MAE Seminar: Multiscale Modeling of Cardiac Blood Flow Dynamics from Genotype-to-Phenotype

McDonnell Douglas Engineering Auditorium (MDEA)
Yasser Aboelkassem
Assistant Research Scientist
Department of Bioengineering
UC San Diego

Abstract: Heart disease is the leading cause of death worldwide. More than 600,000 people die of heart disease in the United States every year. Many of the inherited cardiac disease phenotypes such as hypertrophic and dilated cardiomyopathies are linked to missense mutations in sarcomeric (basic unit of cardiac muscle contraction process) regulatory proteins. These mutations and post-translational modifications influence not only the molecular contraction dynamics, but also affect cellular-tissue wall mechanics interactions, which in turn affect heart pumping efficiency. In other words, these mutations affect not only cardiac muscle contractility and myocardial wall mechanics, but also the intraventricular blood flow dynamics. In this talk, I will present a novel molecular-to-organ, multiscale model that can bridge the gap between molecular mutations effect during the activation process of the cardiac muscle contraction and the alterations in the cardiac blood flow motions during cardiac disease. The model is based on the Brownian flashing ratchet theory for the molecular scale and is using Langevin dynamics stochastic principle for the subcellular and cellular scales. The Brownian-Langevin dynamical approaches are then integrated into a finite element model for the electro-mechanical-hemodynamics coupling at the whole organ scale. The model is then used to predict the phenotype remodeling of cardiac function during heart failure diseases triggered by genotype mutations in the sarcomere.
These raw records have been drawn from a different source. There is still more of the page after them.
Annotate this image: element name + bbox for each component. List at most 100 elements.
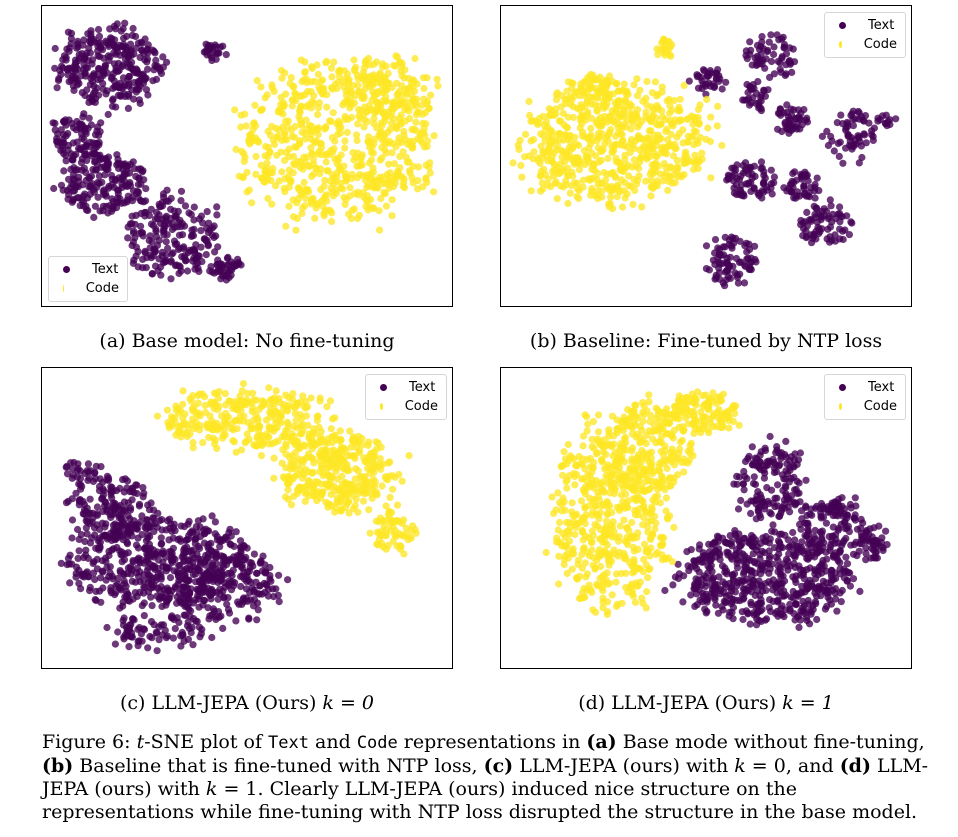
- scatter-point-code: [320, 209, 328, 217]
- scatter-point-text: [679, 598, 687, 606]
- scatter-point-code: [544, 145, 552, 153]
- scatter-point-text: [142, 185, 150, 193]
- scatter-point-text: [798, 538, 806, 546]
- scatter-point-text: [783, 101, 791, 109]
- scatter-point-code: [390, 115, 398, 123]
- scatter-point-text: [137, 630, 145, 638]
- scatter-point-text: [57, 559, 65, 567]
- scatter-point-text: [70, 187, 79, 195]
- scatter-point-code: [664, 186, 672, 194]
- scatter-point-code: [412, 529, 420, 537]
- scatter-point-code: [327, 184, 335, 192]
- scatter-point-text: [135, 70, 143, 78]
- scatter-point-code: [543, 152, 551, 160]
- scatter-point-text: [180, 557, 188, 565]
- scatter-point-code: [235, 417, 243, 425]
- scatter-point-text: [257, 558, 265, 566]
- scatter-point-code: [409, 97, 417, 105]
- scatter-point-code: [564, 199, 572, 208]
- scatter-point-code: [368, 106, 376, 114]
- scatter-point-text: [223, 600, 231, 608]
- scatter-point-code: [575, 166, 584, 174]
- scatter-point-text: [699, 558, 708, 566]
- scatter-point-text: [115, 41, 123, 50]
- scatter-point-code: [319, 76, 327, 84]
- scatter-point-code: [298, 78, 306, 86]
- scatter-point-code: [597, 156, 605, 164]
- scatter-point-code: [622, 163, 630, 172]
- scatter-point-text: [130, 227, 138, 235]
- scatter-point-text: [168, 250, 176, 258]
- scatter-point-text: [820, 205, 828, 213]
- scatter-point-code: [341, 479, 349, 487]
- scatter-point-code: [235, 172, 243, 180]
- scatter-point-code: [331, 414, 339, 422]
- scatter-point-text: [214, 595, 222, 603]
- scatter-point-code: [421, 109, 430, 117]
- scatter-point-text: [108, 195, 116, 203]
- scatter-point-text: [157, 534, 165, 542]
- scatter-point-code: [530, 148, 538, 156]
- scatter-point-code: [378, 527, 386, 535]
- scatter-point-code: [704, 124, 712, 132]
- scatter-point-text: [91, 202, 99, 210]
- scatter-point-code: [290, 457, 298, 465]
- scatter-point-text: [203, 208, 211, 216]
- scatter-point-text: [114, 186, 122, 194]
- scatter-point-text: [826, 233, 834, 241]
- scatter-point-code: [232, 145, 240, 153]
- scatter-point-text: [238, 572, 247, 580]
- scatter-point-text: [72, 573, 80, 581]
- scatter-point-code: [564, 171, 572, 179]
- legend-a: Text Code: [48, 256, 128, 302]
- scatter-point-text: [131, 578, 140, 586]
- scatter-point-text: [94, 25, 103, 34]
- scatter-point-code: [257, 452, 266, 460]
- scatter-point-code: [509, 159, 517, 167]
- scatter-point-code: [316, 439, 324, 447]
- scatter-point-code: [292, 143, 301, 151]
- scatter-point-text: [90, 558, 98, 566]
- scatter-point-text: [92, 596, 100, 605]
- scatter-point-code: [707, 174, 715, 182]
- scatter-point-code: [327, 472, 335, 481]
- scatter-point-code: [563, 124, 571, 132]
- scatter-point-text: [208, 561, 216, 569]
- scatter-point-text: [767, 31, 775, 39]
- scatter-point-text: [123, 540, 132, 548]
- scatter-point-code: [348, 113, 356, 122]
- scatter-point-text: [214, 243, 222, 251]
- scatter-point-code: [287, 74, 295, 82]
- scatter-point-text: [67, 35, 75, 43]
- scatter-point-code: [278, 459, 286, 467]
- scatter-point-code: [238, 147, 246, 155]
- scatter-point-code: [374, 541, 382, 549]
- scatter-point-text: [107, 34, 115, 42]
- scatter-point-code: [348, 174, 356, 183]
- scatter-point-code: [341, 137, 349, 145]
- scatter-point-code: [571, 88, 579, 96]
- scatter-point-code: [299, 441, 308, 449]
- scatter-point-code: [270, 474, 278, 482]
- scatter-point-text: [685, 77, 693, 85]
- scatter-point-text: [774, 562, 782, 570]
- scatter-point-code: [284, 486, 292, 494]
- scatter-point-text: [237, 582, 245, 591]
- scatter-point-text: [118, 180, 126, 188]
- scatter-point-text: [155, 636, 163, 644]
- scatter-point-text: [728, 244, 736, 252]
- scatter-point-text: [150, 581, 158, 589]
- scatter-point-code: [649, 113, 657, 121]
- scatter-point-code: [422, 175, 430, 183]
- scatter-point-code: [575, 194, 583, 203]
- scatter-point-code: [559, 109, 567, 118]
- scatter-point-text: [240, 542, 249, 550]
- scatter-point-code: [289, 402, 297, 410]
- scatter-point-text: [743, 80, 751, 89]
- scatter-point-text: [712, 70, 720, 78]
- scatter-point-text: [124, 234, 132, 242]
- scatter-point-code: [382, 202, 390, 210]
- scatter-point-text: [748, 174, 756, 182]
- scatter-point-code: [643, 138, 651, 146]
- scatter-point-code: [254, 414, 262, 422]
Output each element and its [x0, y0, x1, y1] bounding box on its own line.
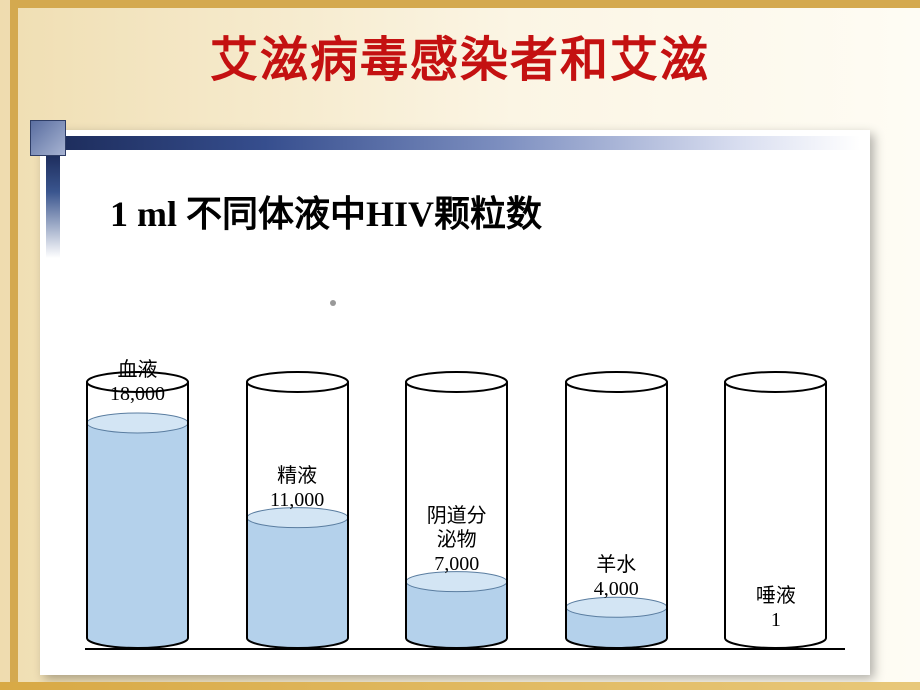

Bio: Yasser Aboelkassem is currently an assistant research scientist in the Department of Bioengineering at UC San Diego. He obtained his bachelor's degree in aeronautics from Cairo University and his master's degree in mathematics and doctorate in mechanics from Virginia Tech. Aboelkassem was a postdoctoral associate in the Department of Biomedical Engineering and Medicine at Johns Hopkins University, and prior to that he was a postdoctoral fellow in the Department of Biomedical Engineering and School of Medicine at Yale University. He recently obtained his mini-MBA degree from Rady School of Management at UC San Diego. Aboelkassem’s research focuses on hemodynamics, microcirculation and fluid transport in the human cardiovascular system, as well as multiscale modeling of cardiac mechanics. He uses computational and experimental tools to investigate the relationships between the cellular and extracellular structure of cardiac muscle and the hemodynamics, electrical and mechanical function of the whole heart during cardiac diseases.